Akers v Samba Financial Group [2017] UKSC 6

read time: 2 min
22.02.17

In 2014 we reported on the High Court and Court of Appeal decisions. The Supreme Court has now overturned a 2014 Court of Appeal decision in favour of the Liquidators. The Supreme Court ruled that section 127 only applied to assets legally owned by the company that it sells itself, and did not cover the transfer of legal rights held by a third party.

As a reminder, proceedings were brought by a Cayman Islands company, Saad Investments Co Ltd ("SICL"), in Liquidation, and its Liquidators against Samba Financial Group (“Samba”). Mr Al-Sanea, a Saudi Arabian citizen and resident closely involved with SICL, was the legal owner of shares, valued at around US$318m, in five Saudi Arabian banks, including Samba. 

SICL claimed that Mr Al-Sanea had agreed to hold the Saudi Arabian shares at all material times on trust for SICL. Prior to the liquidation of SICL, Mr Al-Sanea transferred those shares to Samba to discharge some personal liabilities owed to Samba.

The case considered whether, as a matter of common law, equitable proprietary rights can be created in assets situated in a country where the lex situs, in this case Saudi Arabia, does not recognise or permit the creation of these rights.

Samba argued that Mr Al-Sanea transferred his legal ownership of the shares to Samba, not SICL’s equitable interest in the shares. On the assumption that Samba was a bona fide purchaser for value without notice, the equitable interest effectively disappeared. Accordingly they argued that in those circumstances s.127 does not apply, as a “disposition” normally involves a disponor and a disponee, and so there has simply been no disposition.

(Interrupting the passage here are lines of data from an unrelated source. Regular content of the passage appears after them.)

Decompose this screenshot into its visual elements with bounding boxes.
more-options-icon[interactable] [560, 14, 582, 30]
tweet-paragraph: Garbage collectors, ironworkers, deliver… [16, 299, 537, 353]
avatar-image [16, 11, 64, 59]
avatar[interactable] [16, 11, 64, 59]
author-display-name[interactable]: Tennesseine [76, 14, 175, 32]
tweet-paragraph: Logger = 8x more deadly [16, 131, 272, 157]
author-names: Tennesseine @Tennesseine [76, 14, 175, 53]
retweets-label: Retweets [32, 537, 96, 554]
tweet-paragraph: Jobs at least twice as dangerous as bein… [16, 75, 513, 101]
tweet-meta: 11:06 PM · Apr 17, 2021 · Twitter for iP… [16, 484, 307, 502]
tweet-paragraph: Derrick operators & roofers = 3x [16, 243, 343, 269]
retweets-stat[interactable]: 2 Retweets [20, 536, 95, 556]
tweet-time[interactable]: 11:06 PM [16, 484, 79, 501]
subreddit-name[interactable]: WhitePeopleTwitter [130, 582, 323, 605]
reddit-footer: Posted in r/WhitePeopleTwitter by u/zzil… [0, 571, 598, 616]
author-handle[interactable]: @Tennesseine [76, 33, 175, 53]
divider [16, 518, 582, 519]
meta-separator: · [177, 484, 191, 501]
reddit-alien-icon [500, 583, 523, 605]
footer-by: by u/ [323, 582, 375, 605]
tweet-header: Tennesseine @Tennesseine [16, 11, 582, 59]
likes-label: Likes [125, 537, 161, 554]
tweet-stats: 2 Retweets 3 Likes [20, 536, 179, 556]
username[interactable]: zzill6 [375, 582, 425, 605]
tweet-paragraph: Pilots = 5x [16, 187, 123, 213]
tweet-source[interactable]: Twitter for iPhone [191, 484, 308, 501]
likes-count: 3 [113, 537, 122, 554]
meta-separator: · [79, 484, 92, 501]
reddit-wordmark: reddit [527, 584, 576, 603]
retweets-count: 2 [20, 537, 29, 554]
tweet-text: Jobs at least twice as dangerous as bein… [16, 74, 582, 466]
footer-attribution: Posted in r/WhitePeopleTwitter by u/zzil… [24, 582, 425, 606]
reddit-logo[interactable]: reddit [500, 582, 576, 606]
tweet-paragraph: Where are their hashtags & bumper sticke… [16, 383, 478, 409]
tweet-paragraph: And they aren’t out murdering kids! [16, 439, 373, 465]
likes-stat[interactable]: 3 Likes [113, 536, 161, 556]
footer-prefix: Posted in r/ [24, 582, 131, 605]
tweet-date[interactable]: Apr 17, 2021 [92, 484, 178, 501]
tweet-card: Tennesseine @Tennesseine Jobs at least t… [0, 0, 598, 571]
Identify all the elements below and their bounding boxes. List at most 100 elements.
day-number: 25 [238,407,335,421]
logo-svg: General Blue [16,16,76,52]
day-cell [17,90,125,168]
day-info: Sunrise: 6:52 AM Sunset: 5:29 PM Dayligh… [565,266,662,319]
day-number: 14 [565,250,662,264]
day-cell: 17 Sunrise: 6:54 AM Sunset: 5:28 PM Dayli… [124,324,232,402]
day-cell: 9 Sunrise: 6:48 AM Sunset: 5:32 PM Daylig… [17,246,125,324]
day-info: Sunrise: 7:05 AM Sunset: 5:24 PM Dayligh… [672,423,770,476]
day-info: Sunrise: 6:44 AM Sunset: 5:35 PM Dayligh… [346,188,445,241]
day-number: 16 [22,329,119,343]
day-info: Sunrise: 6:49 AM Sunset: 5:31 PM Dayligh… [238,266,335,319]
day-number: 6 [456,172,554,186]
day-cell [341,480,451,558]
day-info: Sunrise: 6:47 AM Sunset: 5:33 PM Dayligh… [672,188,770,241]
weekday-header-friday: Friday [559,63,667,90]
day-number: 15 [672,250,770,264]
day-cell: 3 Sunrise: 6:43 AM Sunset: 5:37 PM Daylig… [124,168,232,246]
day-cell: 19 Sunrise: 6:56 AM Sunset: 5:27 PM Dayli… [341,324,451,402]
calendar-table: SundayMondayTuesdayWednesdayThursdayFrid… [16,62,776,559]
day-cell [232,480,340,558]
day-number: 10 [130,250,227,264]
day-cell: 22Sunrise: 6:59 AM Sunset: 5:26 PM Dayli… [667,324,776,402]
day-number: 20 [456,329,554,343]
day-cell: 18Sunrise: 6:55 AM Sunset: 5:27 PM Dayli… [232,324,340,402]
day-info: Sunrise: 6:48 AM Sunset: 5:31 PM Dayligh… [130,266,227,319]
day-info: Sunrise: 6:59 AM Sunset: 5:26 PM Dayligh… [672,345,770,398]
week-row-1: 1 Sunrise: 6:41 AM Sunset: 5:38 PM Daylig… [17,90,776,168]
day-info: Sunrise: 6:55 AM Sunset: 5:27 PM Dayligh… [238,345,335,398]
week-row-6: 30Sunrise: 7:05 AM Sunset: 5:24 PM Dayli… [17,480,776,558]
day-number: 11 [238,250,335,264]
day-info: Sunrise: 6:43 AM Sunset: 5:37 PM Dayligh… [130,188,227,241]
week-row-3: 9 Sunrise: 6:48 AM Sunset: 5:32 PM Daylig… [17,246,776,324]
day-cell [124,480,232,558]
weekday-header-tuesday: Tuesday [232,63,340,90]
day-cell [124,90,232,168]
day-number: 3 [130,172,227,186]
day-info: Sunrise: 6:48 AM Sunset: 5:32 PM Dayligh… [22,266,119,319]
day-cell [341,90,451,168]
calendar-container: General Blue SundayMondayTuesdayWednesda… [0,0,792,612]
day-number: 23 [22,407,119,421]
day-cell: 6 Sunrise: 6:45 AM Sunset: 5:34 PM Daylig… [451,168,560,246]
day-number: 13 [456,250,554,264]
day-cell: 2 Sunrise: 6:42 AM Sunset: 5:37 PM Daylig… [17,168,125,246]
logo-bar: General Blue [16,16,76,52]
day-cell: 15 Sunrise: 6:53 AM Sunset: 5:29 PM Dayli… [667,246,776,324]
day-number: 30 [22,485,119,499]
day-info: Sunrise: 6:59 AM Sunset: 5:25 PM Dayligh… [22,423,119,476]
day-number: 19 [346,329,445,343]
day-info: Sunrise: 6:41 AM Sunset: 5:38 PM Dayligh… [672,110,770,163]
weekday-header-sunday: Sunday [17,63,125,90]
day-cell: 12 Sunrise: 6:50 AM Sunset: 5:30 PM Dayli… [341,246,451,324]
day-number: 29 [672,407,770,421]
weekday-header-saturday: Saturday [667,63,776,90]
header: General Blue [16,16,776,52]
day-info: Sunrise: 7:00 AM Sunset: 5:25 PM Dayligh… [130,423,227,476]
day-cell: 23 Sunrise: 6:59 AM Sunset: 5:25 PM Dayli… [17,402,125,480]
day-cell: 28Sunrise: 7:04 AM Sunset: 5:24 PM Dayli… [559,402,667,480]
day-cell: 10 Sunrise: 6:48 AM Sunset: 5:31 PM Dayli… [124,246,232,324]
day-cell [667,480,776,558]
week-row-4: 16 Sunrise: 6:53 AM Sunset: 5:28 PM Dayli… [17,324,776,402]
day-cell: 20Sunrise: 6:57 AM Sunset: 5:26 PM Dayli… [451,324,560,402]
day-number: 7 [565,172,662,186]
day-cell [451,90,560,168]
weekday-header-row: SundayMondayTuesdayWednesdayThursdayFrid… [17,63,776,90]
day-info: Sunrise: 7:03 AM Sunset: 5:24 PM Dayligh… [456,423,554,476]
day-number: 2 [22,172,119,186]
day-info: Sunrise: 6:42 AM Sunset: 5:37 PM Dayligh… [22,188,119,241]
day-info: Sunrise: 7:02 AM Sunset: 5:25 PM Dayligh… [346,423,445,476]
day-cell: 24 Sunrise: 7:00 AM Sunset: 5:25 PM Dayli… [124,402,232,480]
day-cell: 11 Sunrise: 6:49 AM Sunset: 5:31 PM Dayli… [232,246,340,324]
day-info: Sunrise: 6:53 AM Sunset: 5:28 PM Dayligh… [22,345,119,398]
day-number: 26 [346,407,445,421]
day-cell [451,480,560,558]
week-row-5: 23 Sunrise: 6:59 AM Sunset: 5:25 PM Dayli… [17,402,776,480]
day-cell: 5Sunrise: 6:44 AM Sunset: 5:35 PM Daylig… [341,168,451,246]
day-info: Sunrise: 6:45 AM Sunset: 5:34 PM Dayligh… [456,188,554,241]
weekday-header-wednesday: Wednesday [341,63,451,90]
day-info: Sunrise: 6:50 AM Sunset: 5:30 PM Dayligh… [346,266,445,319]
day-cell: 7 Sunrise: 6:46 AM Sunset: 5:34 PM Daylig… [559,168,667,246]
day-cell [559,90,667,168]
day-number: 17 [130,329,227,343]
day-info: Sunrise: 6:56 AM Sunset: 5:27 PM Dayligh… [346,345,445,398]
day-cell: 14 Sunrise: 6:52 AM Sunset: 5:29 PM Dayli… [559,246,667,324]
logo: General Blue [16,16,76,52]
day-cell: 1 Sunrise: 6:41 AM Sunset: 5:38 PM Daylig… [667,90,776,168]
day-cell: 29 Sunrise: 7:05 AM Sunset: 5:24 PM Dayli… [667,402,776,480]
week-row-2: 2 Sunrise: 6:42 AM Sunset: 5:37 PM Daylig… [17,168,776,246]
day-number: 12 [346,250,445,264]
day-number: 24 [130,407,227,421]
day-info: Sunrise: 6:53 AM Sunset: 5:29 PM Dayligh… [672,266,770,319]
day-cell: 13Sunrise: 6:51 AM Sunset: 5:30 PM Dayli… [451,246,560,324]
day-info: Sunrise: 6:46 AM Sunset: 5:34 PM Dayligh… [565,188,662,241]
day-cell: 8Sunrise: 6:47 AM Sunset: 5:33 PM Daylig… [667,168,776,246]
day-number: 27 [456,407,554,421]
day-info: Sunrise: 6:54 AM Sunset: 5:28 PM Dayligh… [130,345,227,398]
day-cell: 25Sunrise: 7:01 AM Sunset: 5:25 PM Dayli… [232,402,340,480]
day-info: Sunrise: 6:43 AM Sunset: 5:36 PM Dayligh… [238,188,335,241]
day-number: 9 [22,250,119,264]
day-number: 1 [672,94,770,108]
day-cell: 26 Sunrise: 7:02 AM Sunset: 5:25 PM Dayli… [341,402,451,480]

The Supreme Court allowed Samba’s appeal, holding that at common law, the nature of the interest intended to be created by a trust depends on the law governing the trust. The lex situs, Saudi Arabia, may treat a disposition of shares to a third party as overriding any interest of the beneficiary in the shares. The transfer to Samba did not dispose of any rights belonging to SICL within the meaning of s.127. The Court judged that the section only applied to assets legally owned by the company that it sells itself, and did not cover the transfer of legal rights held by a third party.

The Supreme Court noted that SICL did not lose all its rights, in particular, its personal rights for breach of trust against the trustee, in this case Mr Al-Sanea. Thus, following the transfer of the shares in this case, SICL retained its personal rights against Mr Al-Sanea, but SICL lost any proprietary rights or interest it had in the shares.

In the judgment the Supreme Court gave the parties 21 days to make submissions over its final order but suggested that the order will be either to strike out the claim, or stay the proceedings in the UK until the matter is heard in Saudi Arabia.